Et tout Paris halète sous la pesée glorieuse de cette vision, sous l’intense émotion qui, des mots, s’échappe et fouaille l’inertie des cœurs.

Marie de Magdala paraît, sinueuse et blonde, entre les feuillages mobiles des figuiers et des eucalyptus. C’est la musique passionnée du Cantique des Cantiques qu’exhale la mièvrerie charmeresse de ses lèvres : le chant royal de l’Amante à l’Amant !

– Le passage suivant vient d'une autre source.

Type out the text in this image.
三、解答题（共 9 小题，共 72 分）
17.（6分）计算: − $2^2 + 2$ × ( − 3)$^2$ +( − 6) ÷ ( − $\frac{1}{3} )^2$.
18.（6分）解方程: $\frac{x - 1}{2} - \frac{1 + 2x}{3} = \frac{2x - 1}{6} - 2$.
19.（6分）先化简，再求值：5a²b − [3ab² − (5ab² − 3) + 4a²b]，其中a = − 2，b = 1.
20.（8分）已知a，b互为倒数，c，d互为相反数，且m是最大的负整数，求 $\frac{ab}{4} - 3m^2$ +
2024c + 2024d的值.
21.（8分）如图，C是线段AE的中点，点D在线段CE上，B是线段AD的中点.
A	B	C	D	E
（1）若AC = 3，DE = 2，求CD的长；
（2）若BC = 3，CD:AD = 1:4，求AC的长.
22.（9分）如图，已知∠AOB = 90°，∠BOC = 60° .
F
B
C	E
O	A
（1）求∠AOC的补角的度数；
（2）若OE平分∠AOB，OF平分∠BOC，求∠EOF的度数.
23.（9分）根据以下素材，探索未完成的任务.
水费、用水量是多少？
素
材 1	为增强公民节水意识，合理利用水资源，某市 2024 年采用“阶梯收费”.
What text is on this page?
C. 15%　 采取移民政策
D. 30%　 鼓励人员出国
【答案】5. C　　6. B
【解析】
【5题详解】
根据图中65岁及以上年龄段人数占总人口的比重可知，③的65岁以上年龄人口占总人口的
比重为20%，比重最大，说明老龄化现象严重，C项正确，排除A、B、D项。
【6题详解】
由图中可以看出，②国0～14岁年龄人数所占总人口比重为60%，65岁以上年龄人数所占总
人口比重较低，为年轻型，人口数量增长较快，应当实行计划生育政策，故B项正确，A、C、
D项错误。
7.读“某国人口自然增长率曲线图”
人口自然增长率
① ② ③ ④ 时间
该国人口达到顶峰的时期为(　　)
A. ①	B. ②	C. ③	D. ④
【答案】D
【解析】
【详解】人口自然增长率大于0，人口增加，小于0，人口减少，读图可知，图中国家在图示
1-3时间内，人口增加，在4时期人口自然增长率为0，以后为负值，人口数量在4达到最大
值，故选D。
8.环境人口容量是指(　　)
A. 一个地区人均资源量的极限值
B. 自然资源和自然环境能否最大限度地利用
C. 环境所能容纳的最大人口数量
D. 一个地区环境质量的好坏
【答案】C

L’Amant, ce jeune pâtre au doux visage ingénu que marquent de hardiesse virile ses beaux sourcils, arcs sombres tendus sur le gouffre lumineux des yeux indiciblement beaux. L’Amant, ces jeunes formes dont l’ineffable pureté frôle en passant les jasmins blêmes et fait pencher les tournesols d’or… L’Amant, la bouche fleurie de sang ardent qui, dans le rapprochement des lèvres, enfante les jeunes baisers. L’Amant, la fraîche bouche incomparable dont la grâce mélodieuse parcourt avec un charme hallucinant les gammes sans égales de l’amour. L’Amant, ces bras magnifiques et veloutés et ces jambes cambrées pressées de se nouer en l’étreinte prodigue de leur luxure et de leur joie… L’Amant, qui se repose impérieux et doux au ventre souple de l’Amante, et met en feu les flancs ouverts à la tension de sa chair et les rafraîchit de sa fécondité… L’Amant, le Printemps, la Beauté, la Jeunesse et la neuve Virilité avec ses étonnements pervers, ses hardiesses gamines, l’effronterie des fringales qui veulent ignorer la satiété. L’Amant : Lucet, éphèbe merveilleusement nu et désirable…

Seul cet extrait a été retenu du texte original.